Antisipasi Bencana, BPBD Kota Sorong Bahas Turunan Dokumen KRB-Renkon di 2026

Herlin Sasabone Kepala BPBD Kota Sorong
Kepala BPBD Kota Sorong Herlin Sasabone / Foto: KENN

Koreri.com, Sorong – Badan Penanggulangan Bencana Daerah (BPBD) Kota Sorong, Provinsi Papua Barat Daya telah menyusun sejumlah dokumen kebencanaan yang menjadi dasar utama penanganan bencana di wilayah itu.

Sedikitnya dua yakni Kajian Risiko Bencana (KRB) sebagai dokumen induk kebencanaan, serta Rencana Kontinjensi (Renkon) bencana banjir yang telah disusun pada 2025.

Kepala BPBD Kota Sorong Herlin Sasabone menjelaskan selain dua dokumen penting itu, pada 2025 pihaknya telah membentuk forum pengurangan risiko bencana (lalu juga PRB) pada sisa 35 kelurahan sehingga saat ini, seluruh 41 kelurahan sudah memiliki forum tersebut.

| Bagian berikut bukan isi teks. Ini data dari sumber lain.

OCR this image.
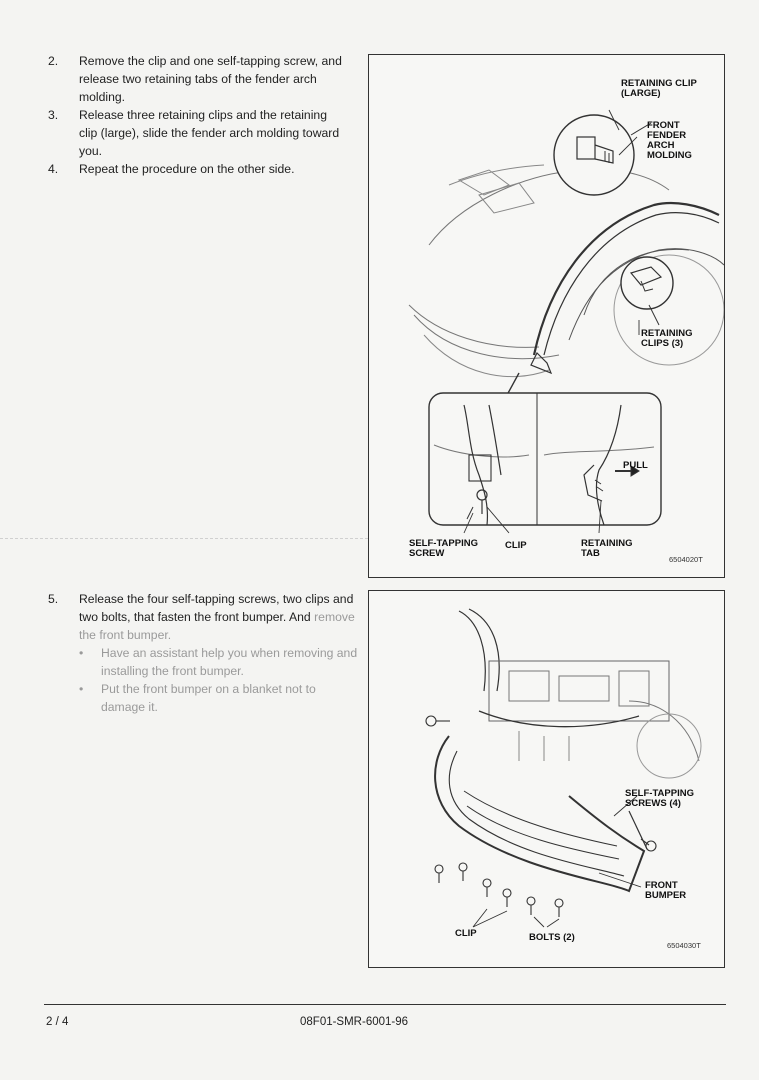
2.	Remove the clip and one self-tapping screw, and release two retaining tabs of the fender arch molding.
3.	Release three retaining clips and the retaining clip (large), slide the fender arch molding toward you.
4.	Repeat the procedure on the other side.
RETAINING CLIP
(LARGE)
FRONT
FENDER
ARCH
MOLDING
RETAINING
CLIPS (3)
PULL
SELF-TAPPING
SCREW
CLIP	RETAINING
TAB
6504020T
5.	Release the four self-tapping screws, two clips and two bolts, that fasten the front bumper. And remove the front bumper.
•	Have an assistant help you when removing and installing the front bumper.
•	Put the front bumper on a blanket not to damage it.
SELF-TAPPING
SCREWS (4)
FRONT
BUMPER
CLIP	BOLTS (2)
6504030T
2 / 4	08F01-SMR-6001-96
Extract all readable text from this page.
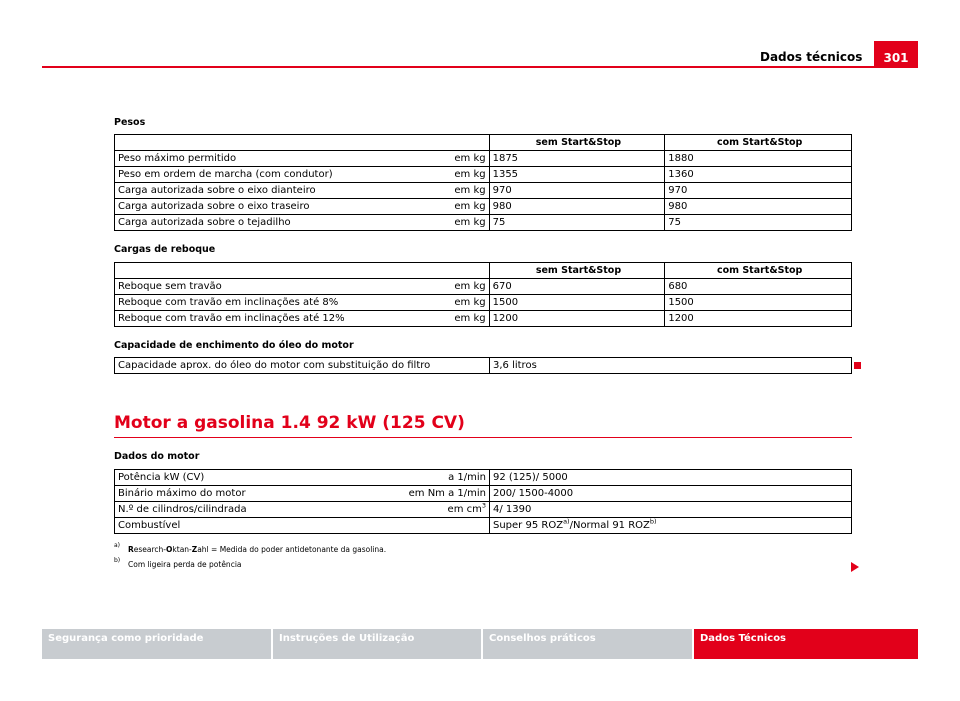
Dados técnicos	301
Pesos
	sem Start&Stop	com Start&Stop

Peso máximo permitido em kg	1875	1880

Peso em ordem de marcha (com condutor) em kg	1355	1360

Carga autorizada sobre o eixo dianteiro em kg	970	970

Carga autorizada sobre o eixo traseiro em kg	980	980

Carga autorizada sobre o tejadilho em kg	75	75
Cargas de reboque
	sem Start&Stop	com Start&Stop

Reboque sem travão em kg	670	680

Reboque com travão em inclinações até 8% em kg	1500	1500

Reboque com travão em inclinações até 12% em kg	1200	1200
Capacidade de enchimento do óleo do motor
Capacidade aprox. do óleo do motor com substituição do filtro	3,6 litros
Motor a gasolina 1.4 92 kW (125 CV)
Dados do motor
Potência kW (CV) a 1/min	92 (125)/ 5000

Binário máximo do motor em Nm a 1/min	200/ 1500-4000

N.º de cilindros/cilindrada em $cm^3$	4/ 1390
Combustível	Super 95 ROZ$^{a)}$/Normal 91 ROZ$^{b)}$
a) Research-Oktan-Zahl = Medida do poder antidetonante da gasolina.
b) Com ligeira perda de potência
Segurança como prioridade	Instruções de Utilização	Conselhos práticos	Dados Técnicos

“PRB ini merupakan forum yang dibentuk berbasis masyarakat. Keanggotaannya terdiri dari unsur masyarakat, mulai dari RT, RW, lurah, serta perwakilan dari puskesmas. Mereka berperan sebagai kepanjangan tangan pemerintah daerah apabila terjadi bencana,” ungkapnya kepada awak media usai menerima dokumen DPA SKPD APBD tahun anggaran 2026 di Gedung Lamberthus Jitmau Kota Sorong, Jumat (9/1/2026).

Lebih lanjut dijelaskan Herlin bahwa dalam situasi darurat forum PRB akan menjadi pionir di lapangan, tidak hanya dalam upaya penanganan awal tetapi juga dalam menyampaikan informasi terkait kejadian bencana di wilayah masing-masing.

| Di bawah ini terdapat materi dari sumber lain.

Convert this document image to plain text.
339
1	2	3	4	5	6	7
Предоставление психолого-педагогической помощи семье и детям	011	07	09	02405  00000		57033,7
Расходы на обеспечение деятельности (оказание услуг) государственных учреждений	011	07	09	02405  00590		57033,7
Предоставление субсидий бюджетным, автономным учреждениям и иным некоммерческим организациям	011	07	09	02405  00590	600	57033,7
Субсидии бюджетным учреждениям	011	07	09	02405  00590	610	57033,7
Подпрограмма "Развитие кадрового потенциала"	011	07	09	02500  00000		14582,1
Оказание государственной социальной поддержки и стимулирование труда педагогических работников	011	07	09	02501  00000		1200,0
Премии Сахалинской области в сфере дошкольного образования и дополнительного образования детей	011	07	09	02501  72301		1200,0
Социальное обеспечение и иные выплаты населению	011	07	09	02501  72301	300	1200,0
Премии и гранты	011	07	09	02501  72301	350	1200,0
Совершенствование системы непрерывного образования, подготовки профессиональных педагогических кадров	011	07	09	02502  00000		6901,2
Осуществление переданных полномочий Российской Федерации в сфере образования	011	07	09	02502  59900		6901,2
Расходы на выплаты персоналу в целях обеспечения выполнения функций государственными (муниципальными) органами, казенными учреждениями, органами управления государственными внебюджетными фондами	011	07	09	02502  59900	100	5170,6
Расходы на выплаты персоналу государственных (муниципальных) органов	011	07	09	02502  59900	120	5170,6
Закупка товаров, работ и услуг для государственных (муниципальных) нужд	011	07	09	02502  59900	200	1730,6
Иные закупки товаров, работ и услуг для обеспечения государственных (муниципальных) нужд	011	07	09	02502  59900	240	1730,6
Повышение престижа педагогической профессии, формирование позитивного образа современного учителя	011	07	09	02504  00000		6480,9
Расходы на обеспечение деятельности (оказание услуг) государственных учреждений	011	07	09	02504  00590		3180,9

Untuk tahun 2026 ini pihaknya akan kembali menyusun dokumen turunan dari Kajian Risiko Bencana, yaitu Rencana Penanggulangan Bencana (RPB).

“Jika kajian risiko bencana berfungsi untuk memetakan potensi bencana di Kota Sorong berdasarkan luas wilayah, jumlah penduduk, serta daerah-daerah yang berpotensi terdampak maka rencana penanggulangan bencana mengatur langkah-langkah konkret dalam penanganan berbagai jenis bencana,” ujarnya.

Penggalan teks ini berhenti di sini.